5 Important Tips for Living off the Grid

Off-grid living is becoming more and more attractive to many Americans. Skyrocketing utility bills, a desire for self-sufficiency, and a simple desire for privacy are just some of the reasons people look toward the solution of going off the grid and living entirely by their own means. If you're thinking about going off-grid, here are 5 important tips to smooth your transition.


1. Choose the Right Location

While it's possible to go off-grid to an extent nearly anywhere (even in a suburban house, as long as you can provide your own power and water), some places are certainly more agreeable than others. If you're choosing a location to live off the grid, take these factors into consideration. First, what kind of climate can you expect? How consistent is the weather? Which natural disasters is the area prone to? What natural resources are nearby? Is there wildlife? What is the ground and soil quality? Can you grow food there? Is the water table low enough to allow you to construct a basement? Where is the nearest source of water? How much rain does the area get?

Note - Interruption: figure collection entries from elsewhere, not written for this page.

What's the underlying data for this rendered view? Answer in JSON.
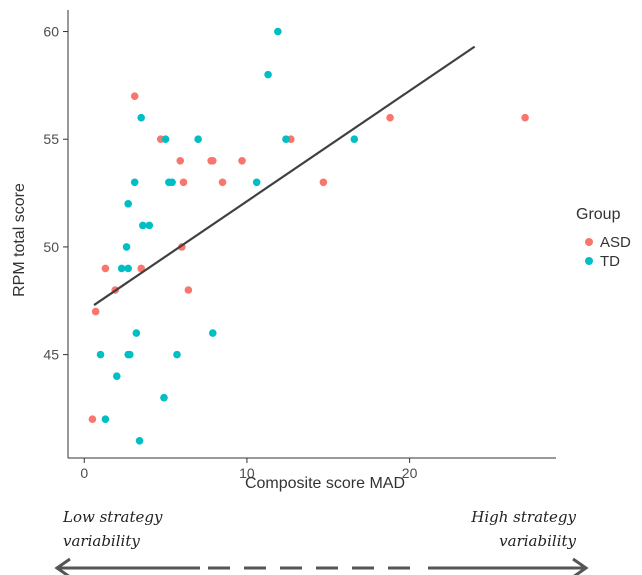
{
  "chart_data": {
    "type": "scatter",
    "xlabel": "Composite score MAD",
    "ylabel": "RPM total score",
    "xlim": [
      -1,
      29
    ],
    "ylim": [
      40.2,
      61
    ],
    "x_ticks": [
      0,
      10,
      20
    ],
    "y_ticks": [
      45,
      50,
      55,
      60
    ],
    "grid": false,
    "legend": {
      "title": "Group",
      "placement": "right"
    },
    "series": [
      {
        "name": "ASD",
        "color": "#F8766D",
        "points": [
          [
            0.5,
            42
          ],
          [
            0.7,
            47
          ],
          [
            1.3,
            49
          ],
          [
            1.9,
            48
          ],
          [
            3.1,
            57
          ],
          [
            3.5,
            49
          ],
          [
            4.7,
            55
          ],
          [
            5.9,
            54
          ],
          [
            6.0,
            50
          ],
          [
            6.1,
            53
          ],
          [
            6.4,
            48
          ],
          [
            7.8,
            54
          ],
          [
            7.9,
            54
          ],
          [
            8.5,
            53
          ],
          [
            9.7,
            54
          ],
          [
            12.7,
            55
          ],
          [
            14.7,
            53
          ],
          [
            18.8,
            56
          ],
          [
            27.1,
            56
          ]
        ]
      },
      {
        "name": "TD",
        "color": "#00BFC4",
        "points": [
          [
            1.0,
            45
          ],
          [
            1.3,
            42
          ],
          [
            2.0,
            44
          ],
          [
            2.3,
            49
          ],
          [
            2.6,
            50
          ],
          [
            2.7,
            52
          ],
          [
            2.7,
            45
          ],
          [
            2.7,
            49
          ],
          [
            2.8,
            45
          ],
          [
            3.1,
            53
          ],
          [
            3.2,
            46
          ],
          [
            3.4,
            41
          ],
          [
            3.5,
            56
          ],
          [
            3.6,
            51
          ],
          [
            4.0,
            51
          ],
          [
            4.9,
            43
          ],
          [
            5.0,
            55
          ],
          [
            5.2,
            53
          ],
          [
            5.4,
            53
          ],
          [
            5.7,
            45
          ],
          [
            7.0,
            55
          ],
          [
            7.9,
            46
          ],
          [
            10.6,
            53
          ],
          [
            11.3,
            58
          ],
          [
            11.9,
            60
          ],
          [
            12.4,
            55
          ],
          [
            16.6,
            55
          ]
        ]
      }
    ],
    "trend_line": {
      "type": "linear",
      "x": [
        0.6,
        24.0
      ],
      "y": [
        47.3,
        59.3
      ],
      "color": "#404040"
    },
    "annotations": {
      "left_line1": "Low strategy",
      "left_line2": "variability",
      "right_line1": "High strategy",
      "right_line2": "variability"
    }
  }
}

Keep all these questions in mind as you search for an ideal location, as well as any other factors you can think of.


2. Have Multiple Power Sources

If you're used to all the conveniences of modern life, you may not want to give them up just to go off-grid, but you don't have to eliminate them entirely. For example, you can keep many of your devices charged with a solar charging system. Solar, water, and wind power are all good options for off-grid living, depending on what the environment is like where you are, and you can use more than one of these power sources if available. You may want a gasoline-powered generator as a backup.

Complement your energy source by lowering your usage as much as possible, through both planning your home and adapting your habits; for example, good insulation in your home will cut down on energy expenditures for heating and cooling, and strictly monitoring your own usage will cut down on precious power going to waste. We've all forgotten to turn off a light when leaving a room, but when going off-grid, you have to train yourself to be mindful of every detail.


3. Collect Rainwater if Possible

Collecting rainwater is vastly more efficient than lugging a bucket to a stream and back again; in fact, with a good rainwater collection system, you can accumulate a great deal of water from what seems like a merely average rain. Putting the system together will be a pretty big task, but it will continue to pay off for years as you will be able to collect and store enough water to supply your family and garden with ease.

You can build a well, but wells can be difficult and expensive to dig and are highly dependent on the quality of the groundwater, which can be very easily polluted depending on your area. Rainwater collection is nearly always the better option— rainwater is cleaner than well water and contains fewer minerals, and in many climates you'll get plenty of it, making it more convenient too. You'll still need to filter and purify it, though, as well as preserve and store it. You can find plenty of resources online for building a great rainwater system.


4. Utilize Satellite Communications

If you're truly off-grid, you may be in a pretty isolated area. Invest in a satellite phone to enable yourself to keep in touch with the rest of the world. Remember, you're leaving the grid, not necessarily leaving civilization altogether, and being able to keep in touch can save your life. A satellite phone is a worthwhile precaution for anyone living off-grid or even simply visiting a more remote area.

Also, forget the usual internet providers and opt for a satellite WiFi hotspot. You'll be able to send and receive emails and have access to important information such as approaching weather conditions. Make sure to contact Outfitter Satellite to find out the right system for your specific needs.


5. Maintain a Garden and Consider Livestock

Going off the grid doesn't just mean separating yourself from city utilities like power and water. You can become even more self-sufficient by growing a vegetable garden. Depending on your location, you could also consider fruit trees to supplement your growing. Consider livestock as well. Chickens are easy to keep and will provide you with eggs, and rabbits are another favorite off-grid small farm animal: they breed quickly and yield meat, and are very easy to raise. Chickens can also eat garden pests, and animal dung can be turned into fertilizer just as waste plant matter can be composted to add more nutrients to your soil.

You can even set up your garden to become completely self-sustaining. This is a technique called permaculture and you can find more information by searching for that topic.



This article is meant to be food for thought for anyone interested in starting an off-grid lifestyle, but you should definitely seek out more information if you're serious about taking such a step. If you keep these tips in mind, you will have an easier time starting out and at least a general idea of what to do. Living off grid is hard work, but the self-sufficiency you develop is extremely rewarding and offers a true sense of accomplishment. Good luck!